As if having to monitor their blood sugar wasn’t enough of a concern, people with diabetes are more likely to develop complications from coronavirus. It is one of the underlying conditions medical experts say put people most at risk of severe COVID-19. These include diabetes, heart disease, and chronic lung disease.
“When I go out, I have to put on a mask and gloves,” said Gwendolyn Hayes, a 63-year-old grandmother from El Cajon in East San Diego County. Hayes says she’s doing her best to protect herself during this pandemic while also managing Type 2 diabetes.
“If you were to actually see me, you wouldn’t think that I have diabetes. I’m not obese. I feel healthy,” said Hayes.
There are 34.2 million people in the United States living with diabetes, which is more than 10% of the country’s total population, according to the American Diabetes Association (ADA). And African Americans are 60% more likely than whites to be diagnosed with diabetes, according to the Office of Minority Health at the U.S. Department of Health and Human Services.

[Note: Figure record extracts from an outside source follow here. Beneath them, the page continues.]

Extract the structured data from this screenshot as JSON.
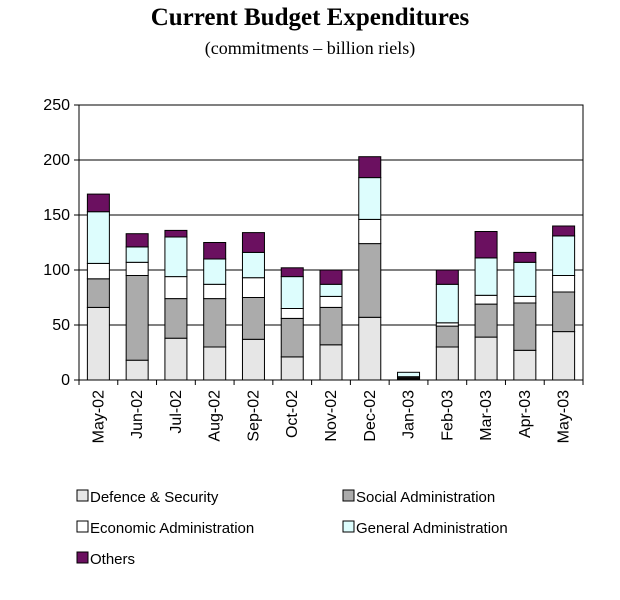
{
  "chart_data": {
    "type": "bar",
    "stacked": true,
    "title": "Current Budget Expenditures",
    "subtitle": "(commitments – billion riels)",
    "categories": [
      "May-02",
      "Jun-02",
      "Jul-02",
      "Aug-02",
      "Sep-02",
      "Oct-02",
      "Nov-02",
      "Dec-02",
      "Jan-03",
      "Feb-03",
      "Mar-03",
      "Apr-03",
      "May-03"
    ],
    "ylim": [
      0,
      250
    ],
    "yticks": [
      "0",
      "50",
      "100",
      "150",
      "200",
      "250"
    ],
    "grid": true,
    "legend_position": "bottom",
    "series": [
      {
        "name": "Defence & Security",
        "color": "#e6e6e6",
        "values": [
          66,
          18,
          38,
          30,
          37,
          21,
          32,
          57,
          1,
          30,
          39,
          27,
          44
        ]
      },
      {
        "name": "Social Administration",
        "color": "#ababab",
        "values": [
          26,
          77,
          36,
          44,
          38,
          35,
          34,
          67,
          1,
          19,
          30,
          43,
          36
        ]
      },
      {
        "name": "Economic Administration",
        "color": "#ffffff",
        "values": [
          14,
          12,
          20,
          13,
          18,
          9,
          10,
          22,
          1,
          3,
          8,
          6,
          15
        ]
      },
      {
        "name": "General Administration",
        "color": "#ddfdfd",
        "values": [
          47,
          14,
          36,
          23,
          23,
          29,
          11,
          38,
          4,
          35,
          34,
          31,
          36
        ]
      },
      {
        "name": "Others",
        "color": "#6b1060",
        "values": [
          16,
          12,
          6,
          15,
          18,
          8,
          13,
          19,
          0,
          13,
          24,
          9,
          9
        ]
      }
    ]
  }
}
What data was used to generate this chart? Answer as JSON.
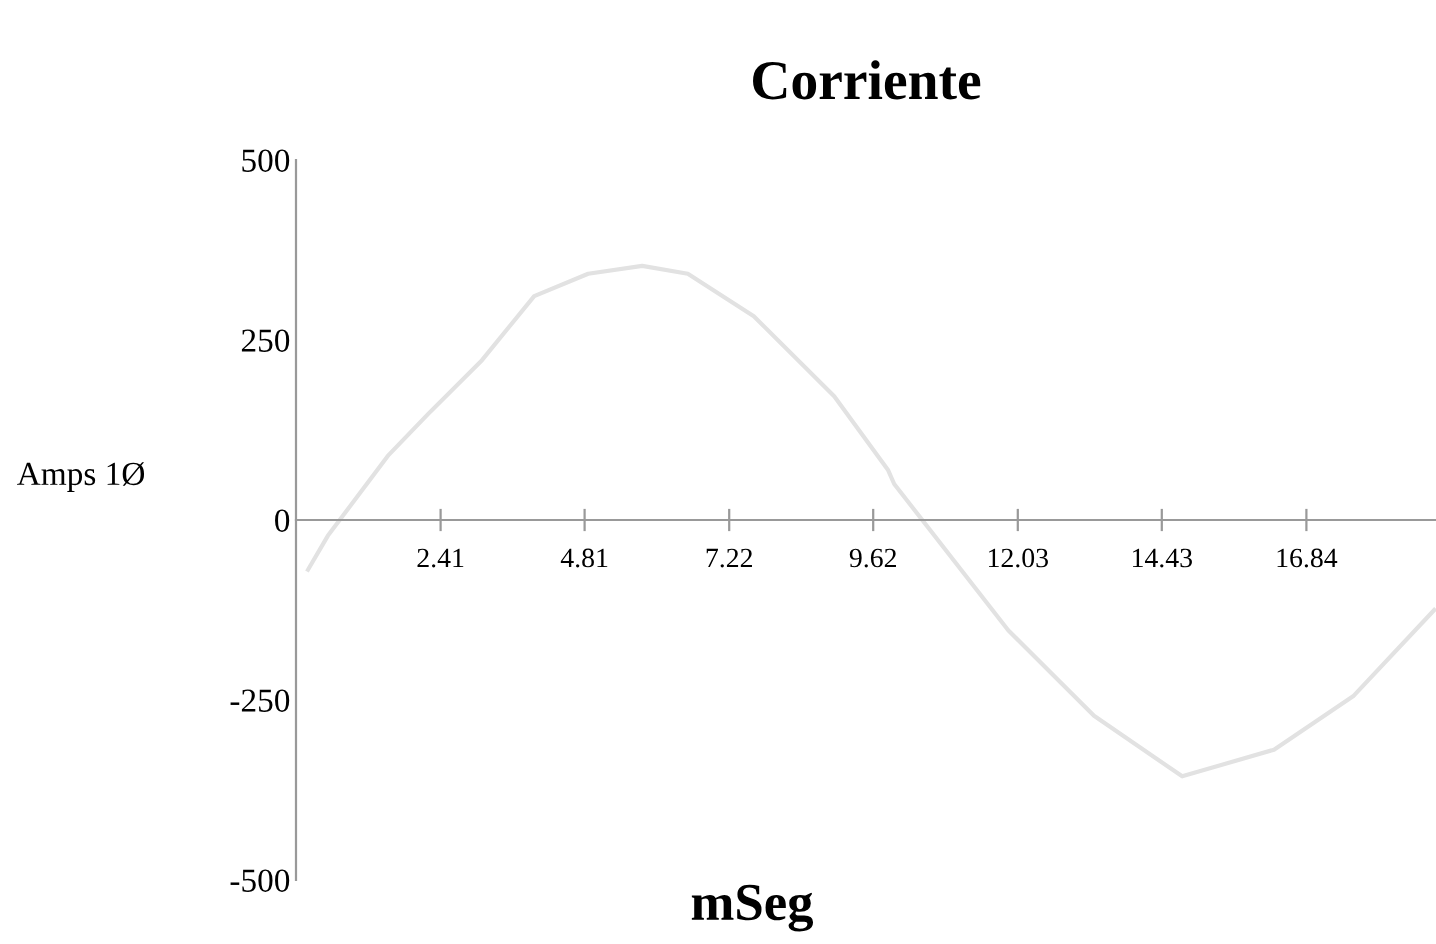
{
  "chart_data": {
    "type": "line",
    "title": "Corriente",
    "xlabel": "mSeg",
    "ylabel": "Amps 1Ø",
    "x": [
      0.2,
      0.53,
      1.53,
      2.2,
      3.1,
      3.97,
      4.87,
      5.77,
      6.53,
      7.63,
      8.97,
      9.87,
      9.97,
      11.87,
      13.3,
      14.77,
      16.3,
      17.63,
      18.97
    ],
    "series": [
      {
        "color": "#e2e2e2",
        "values": [
          -69,
          -22,
          89,
          147,
          222,
          311,
          342,
          353,
          342,
          283,
          172,
          69,
          50,
          -153,
          -272,
          -356,
          -319,
          -244,
          -125
        ]
      }
    ],
    "xlim": [
      0,
      19
    ],
    "ylim": [
      -500,
      500
    ],
    "xticks": [
      2.41,
      4.81,
      7.22,
      9.62,
      12.03,
      14.43,
      16.84
    ],
    "yticks": [
      -500,
      -250,
      0,
      250,
      500
    ],
    "grid": false,
    "legend": false,
    "marker": "none",
    "line_style": "solid"
  }
}
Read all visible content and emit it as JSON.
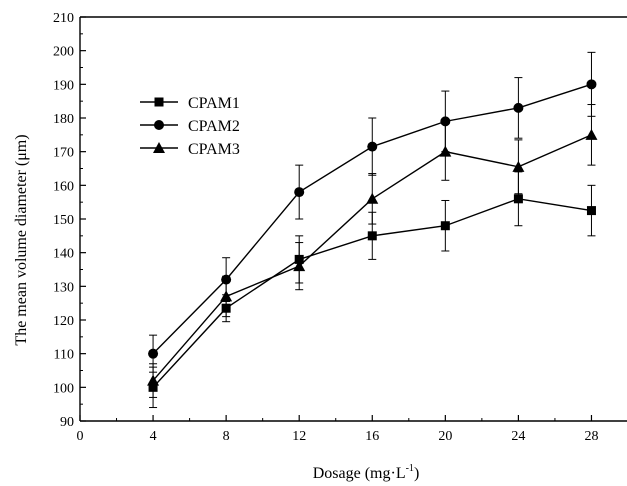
{
  "chart_data": {
    "type": "line",
    "title": "",
    "xlabel": "Dosage (mg·L",
    "xlabel_sup": "-1",
    "xlabel_close": ")",
    "ylabel": "The mean volume diameter (μm)",
    "xlim": [
      0,
      30
    ],
    "ylim": [
      90,
      210
    ],
    "xticks": [
      0,
      4,
      8,
      12,
      16,
      20,
      24,
      28
    ],
    "yticks": [
      90,
      100,
      110,
      120,
      130,
      140,
      150,
      160,
      170,
      180,
      190,
      200,
      210
    ],
    "grid": false,
    "legend_position": "upper-left",
    "x": [
      4,
      8,
      12,
      16,
      20,
      24,
      28
    ],
    "series": [
      {
        "name": "CPAM1",
        "marker": "square",
        "values": [
          100,
          123.5,
          138,
          145,
          148,
          156,
          152.5
        ],
        "errors": [
          6,
          4,
          7,
          7,
          7.5,
          8,
          7.5
        ]
      },
      {
        "name": "CPAM2",
        "marker": "circle",
        "values": [
          110,
          132,
          158,
          171.5,
          179,
          183,
          190
        ],
        "errors": [
          5.5,
          6.5,
          8,
          8.5,
          9,
          9,
          9.5
        ]
      },
      {
        "name": "CPAM3",
        "marker": "triangle",
        "values": [
          102,
          127,
          136,
          156,
          170,
          165.5,
          175
        ],
        "errors": [
          5,
          6,
          7,
          7.5,
          8.5,
          8,
          9
        ]
      }
    ]
  }
}
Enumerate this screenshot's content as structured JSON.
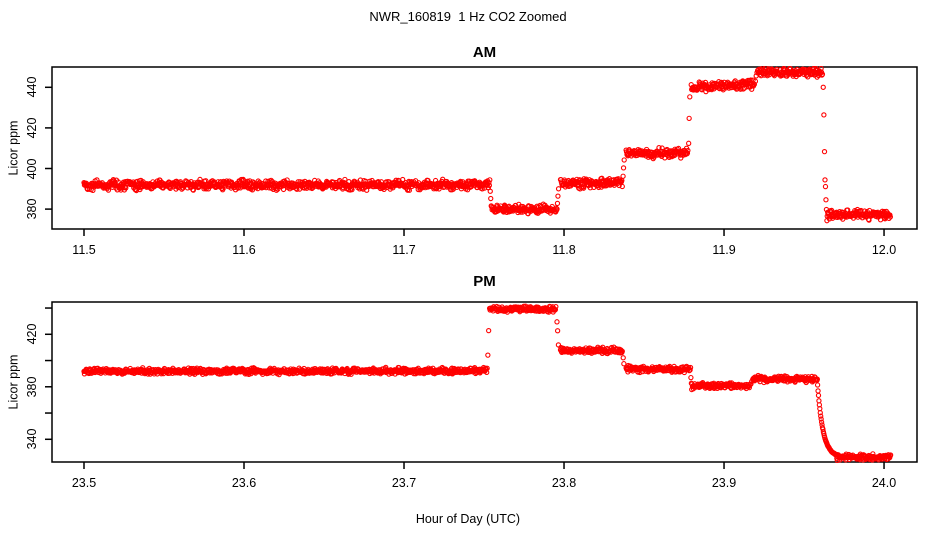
{
  "title": "NWR_160819  1 Hz CO2 Zoomed",
  "xlabel": "Hour of Day (UTC)",
  "style": {
    "point_color": "#FF0000",
    "axis_color": "#000000",
    "background": "#FFFFFF",
    "marker": "open-circle",
    "noise_ppm": 1.1
  },
  "chart_data": [
    {
      "type": "scatter",
      "title": "AM",
      "ylabel": "Licor ppm",
      "sample_rate_hz": 1,
      "xlim": [
        11.48,
        12.0206
      ],
      "ylim": [
        370.2,
        450.0
      ],
      "xticks": [
        11.5,
        11.6,
        11.7,
        11.8,
        11.9,
        12.0
      ],
      "xtick_labels": [
        "11.5",
        "11.6",
        "11.7",
        "11.8",
        "11.9",
        "12.0"
      ],
      "yticks": [
        380,
        400,
        420,
        440
      ],
      "ytick_labels": [
        "380",
        "400",
        "420",
        "440"
      ],
      "steps": [
        {
          "t0": 11.5,
          "t1": 11.7535,
          "v0": 391.8,
          "v1": 392.0
        },
        {
          "t0": 11.7548,
          "t1": 11.7955,
          "v0": 379.8,
          "v1": 380.0
        },
        {
          "t0": 11.7978,
          "t1": 11.8365,
          "v0": 392.6,
          "v1": 393.0
        },
        {
          "t0": 11.8388,
          "t1": 11.8775,
          "v0": 407.5,
          "v1": 407.7
        },
        {
          "t0": 11.8795,
          "t1": 11.919,
          "v0": 439.9,
          "v1": 441.5
        },
        {
          "t0": 11.9215,
          "t1": 11.9615,
          "v0": 447.8,
          "v1": 446.9
        },
        {
          "t0": 11.9645,
          "t1": 12.004,
          "v0": 377.4,
          "v1": 377.2
        }
      ],
      "transition_points": [
        [
          11.7539,
          388.8
        ],
        [
          11.7542,
          385.2
        ],
        [
          11.7545,
          381.6
        ],
        [
          11.7959,
          382.8
        ],
        [
          11.7962,
          386.4
        ],
        [
          11.7966,
          390.0
        ],
        [
          11.8369,
          396.2
        ],
        [
          11.8372,
          400.3
        ],
        [
          11.8376,
          404.2
        ],
        [
          11.8779,
          412.4
        ],
        [
          11.8782,
          424.7
        ],
        [
          11.8786,
          435.3
        ],
        [
          11.9196,
          443.0
        ],
        [
          11.9201,
          445.6
        ],
        [
          11.9206,
          447.2
        ],
        [
          11.921,
          448.3
        ],
        [
          11.962,
          440.0
        ],
        [
          11.9624,
          426.4
        ],
        [
          11.9628,
          408.3
        ],
        [
          11.9631,
          394.4
        ],
        [
          11.9634,
          391.1
        ],
        [
          11.9637,
          384.6
        ],
        [
          11.964,
          379.8
        ],
        [
          11.9643,
          374.3
        ]
      ]
    },
    {
      "type": "scatter",
      "title": "PM",
      "ylabel": "Licor ppm",
      "sample_rate_hz": 1,
      "xlim": [
        23.48,
        24.0206
      ],
      "ylim": [
        322.7,
        444.6
      ],
      "xticks": [
        23.5,
        23.6,
        23.7,
        23.8,
        23.9,
        24.0
      ],
      "xtick_labels": [
        "23.5",
        "23.6",
        "23.7",
        "23.8",
        "23.9",
        "24.0"
      ],
      "yticks": [
        340,
        360,
        380,
        400,
        420,
        440
      ],
      "ytick_labels": [
        "340",
        "",
        "380",
        "",
        "420",
        ""
      ],
      "steps": [
        {
          "t0": 23.5,
          "t1": 23.752,
          "v0": 391.9,
          "v1": 392.1
        },
        {
          "t0": 23.7535,
          "t1": 23.795,
          "v0": 439.6,
          "v1": 439.2
        },
        {
          "t0": 23.7978,
          "t1": 23.8365,
          "v0": 407.8,
          "v1": 407.5
        },
        {
          "t0": 23.8388,
          "t1": 23.879,
          "v0": 393.5,
          "v1": 393.0
        },
        {
          "t0": 23.88,
          "t1": 23.916,
          "v0": 381.0,
          "v1": 380.8
        },
        {
          "t0": 23.918,
          "t1": 23.9582,
          "v0": 385.9,
          "v1": 385.7
        },
        {
          "t0": 23.9705,
          "t1": 24.004,
          "v0": 326.4,
          "v1": 326.3
        }
      ],
      "transition_points": [
        [
          23.7524,
          404.1
        ],
        [
          23.7529,
          422.8
        ],
        [
          23.7956,
          429.5
        ],
        [
          23.796,
          422.7
        ],
        [
          23.7965,
          411.9
        ],
        [
          23.837,
          402.1
        ],
        [
          23.8374,
          397.6
        ],
        [
          23.8793,
          387.0
        ],
        [
          23.8796,
          382.7
        ],
        [
          23.8798,
          377.9
        ],
        [
          23.9168,
          382.0
        ],
        [
          23.9173,
          384.0
        ]
      ],
      "decay": {
        "t0": 23.9582,
        "t1": 23.9705,
        "start": 385.7,
        "asymptote": 326.2,
        "tau": 0.0035
      }
    }
  ]
}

In California, the ADA estimates more than 4 million people have been diagnosed with the disease. That’s just over 10% of the adult population in the state.
“Diabetes does something quite significant to a body,” said Dr. Bill Releford who specializes in diabetes prevention and treatment at his private practice in Inglewood near Los Angeles. “It compromises your immune system and delays the response of white blood cells to actually attack viruses and even some of the secondary bacteria,” said Releford.
Releford says the toll diabetes puts on a body makes it ideal for the communicable disease. “Your immune system is not as responsive and the high-sugar environment is perfect for the further replication and advancement of viruses and bacteria. That’s why the diabetic patient is the perfect storm for something like the COVID-19 virus to wreak havoc — particularly in underserved populations,” said Releford.
People with diabetes are also more likely to be admitted into the ICU than people with any other underlying conditions.
“When it is at the sore throat level, your immune system normally would stop it there, but because a diabetic has a compromised immune system, that throat infection is allowed to progress to respiratory infection or even pneumonia or respiratory failure and then, unfortunately, death,” said Releford.
People with heart disease are the next most likely group to land in the ICU while fighting the virus. And African Americans are diagnosed with heart disease more than any other ethnic group.
Contrary to widespread rumors early on, African Americans are not immune to the novel coronavirus. In Chicago, Detroit, and Milwaukee, for example, African Americans make up the majority of confirmed COVID-19 cases. Still, “there’s less testing and there’s less treatment,” said Releford.
Releford worries prevention efforts will miss underserved communities. California’s largest cities have not released demographic information about the race of people testing positive for COVID-19. So far, Los Angeles and San Diego counties have reported nearly 6,500 confirmed cases combined.
“Studies have shown that when African Americans engage the health care delivery system with the same symptoms of fever, shortness of breath, fatigue, they are less likely to be tested and treated. So what we are seeing is the same disparities in our health care delivery system are now showing their ugly head with this pandemic,” said Releford.
The California Department of Public Health has partnered with South San Francisco-based Verily Life Sciences’ (VLS) Project Baseline. They offer free screenings in Riverside, San Jose, San Mateo and Sacramento counties with priority given to people deemed high risk primarily due to possible exposure as determined by an online questionnaire. VLS, usually referred to as just Verily, is the parent company of Google, Alphabet, Inc’s scientific research organization.